Of course, Jeb’s boy (whose name escapes us at the moment, mainly because all his kids look alike), didn’t know about the rules. So we took some time to explain the regulations that bound our industry 24/7. We dashed his hopes when we told him about how we couldn’t give him free tickets for Iron Maiden, we broke his heart when we told him we couldn’t swing any comps for Bryan Adams, and we absolutely shattered his dreams when we said we could not spare any tickets for David Bowie. Yep, it looked like suicide-watch time in the ol’ mobile. Again.
Well, maybe it was the holiday atmosphere, or maybe it was being surrounded by family. Maybe it was the time of year, or maybe it was the time of man. No matter, for our heart went out to that little nameless nephew. But we couldn’t just hand over our own pairs of complimentary tickets. After all, we still have years to go before retirement, and we need all the fingers and toes we have left. But to see the look in our nephew’s eyes was heart rendering. It was the look of youth coming to grips with the realities of the cold, cruel world. And when we examined our own conscious, and listened to the voices in our own head, we realized that there was only one thing we do.

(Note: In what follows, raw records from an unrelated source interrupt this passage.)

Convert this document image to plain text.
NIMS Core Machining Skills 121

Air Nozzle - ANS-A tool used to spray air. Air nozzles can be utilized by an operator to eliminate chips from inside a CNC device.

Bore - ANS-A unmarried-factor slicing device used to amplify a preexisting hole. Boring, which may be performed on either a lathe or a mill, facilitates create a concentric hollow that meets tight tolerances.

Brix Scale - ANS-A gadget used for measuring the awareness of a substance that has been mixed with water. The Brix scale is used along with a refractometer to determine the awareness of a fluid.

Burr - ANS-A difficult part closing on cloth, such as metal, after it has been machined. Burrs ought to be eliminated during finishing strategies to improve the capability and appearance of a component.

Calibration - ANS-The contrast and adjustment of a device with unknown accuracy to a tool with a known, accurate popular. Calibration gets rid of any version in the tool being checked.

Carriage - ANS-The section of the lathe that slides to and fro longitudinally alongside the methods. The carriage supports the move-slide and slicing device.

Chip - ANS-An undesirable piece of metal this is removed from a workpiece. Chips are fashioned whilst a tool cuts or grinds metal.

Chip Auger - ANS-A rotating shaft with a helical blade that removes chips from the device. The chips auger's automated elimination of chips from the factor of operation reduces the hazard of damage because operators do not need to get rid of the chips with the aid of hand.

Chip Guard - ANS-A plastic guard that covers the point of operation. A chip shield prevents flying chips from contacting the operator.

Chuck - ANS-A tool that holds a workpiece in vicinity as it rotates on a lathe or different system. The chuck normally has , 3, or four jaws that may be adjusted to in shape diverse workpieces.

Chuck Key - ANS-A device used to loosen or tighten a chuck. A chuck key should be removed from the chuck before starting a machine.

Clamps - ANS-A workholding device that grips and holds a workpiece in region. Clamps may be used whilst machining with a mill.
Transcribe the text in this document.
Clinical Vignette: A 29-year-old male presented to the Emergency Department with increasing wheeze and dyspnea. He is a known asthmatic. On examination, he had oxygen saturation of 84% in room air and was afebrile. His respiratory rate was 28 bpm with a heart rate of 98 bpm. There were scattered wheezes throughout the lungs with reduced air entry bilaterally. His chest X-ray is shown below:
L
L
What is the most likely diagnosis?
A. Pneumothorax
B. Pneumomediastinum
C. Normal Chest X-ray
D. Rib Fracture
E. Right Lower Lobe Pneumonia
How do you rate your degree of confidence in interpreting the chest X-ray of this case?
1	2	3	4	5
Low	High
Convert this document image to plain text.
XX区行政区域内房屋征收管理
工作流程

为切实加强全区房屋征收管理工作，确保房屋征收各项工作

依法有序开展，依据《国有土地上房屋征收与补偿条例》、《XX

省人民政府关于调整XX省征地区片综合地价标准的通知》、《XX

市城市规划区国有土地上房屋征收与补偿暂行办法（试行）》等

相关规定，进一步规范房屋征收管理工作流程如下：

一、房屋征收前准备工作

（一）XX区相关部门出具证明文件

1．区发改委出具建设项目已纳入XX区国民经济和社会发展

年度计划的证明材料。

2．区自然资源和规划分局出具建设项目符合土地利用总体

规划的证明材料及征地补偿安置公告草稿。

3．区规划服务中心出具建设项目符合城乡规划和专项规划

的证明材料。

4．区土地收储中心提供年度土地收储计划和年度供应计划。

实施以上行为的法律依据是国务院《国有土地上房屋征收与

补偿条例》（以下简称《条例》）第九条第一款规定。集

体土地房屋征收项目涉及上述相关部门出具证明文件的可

We invoked a seldom used loophole in the tour-data industry’s rules & regs, and gave the kid a pair of tickets to see Phish on New Year’s Eve.
You can guess what happened next. Everybody wanted tickets, and we couldn’t leave until we gave each and every family member free tickets for Josh Groban, George Strait and Sarah Brightman. They were thrilled!
But more importantly, they weren’t the least concerned about complying with the loophole in the rules regarding free tickets. But that shouldn’t be a surprise. After all, it was Thanksgiving. And they are our family.
Besides, they’re going to discover the answer to the ancient question that has puzzled philosophers for many centuries. Just what is the sound of one hand clapping? We can’t wait for the answer.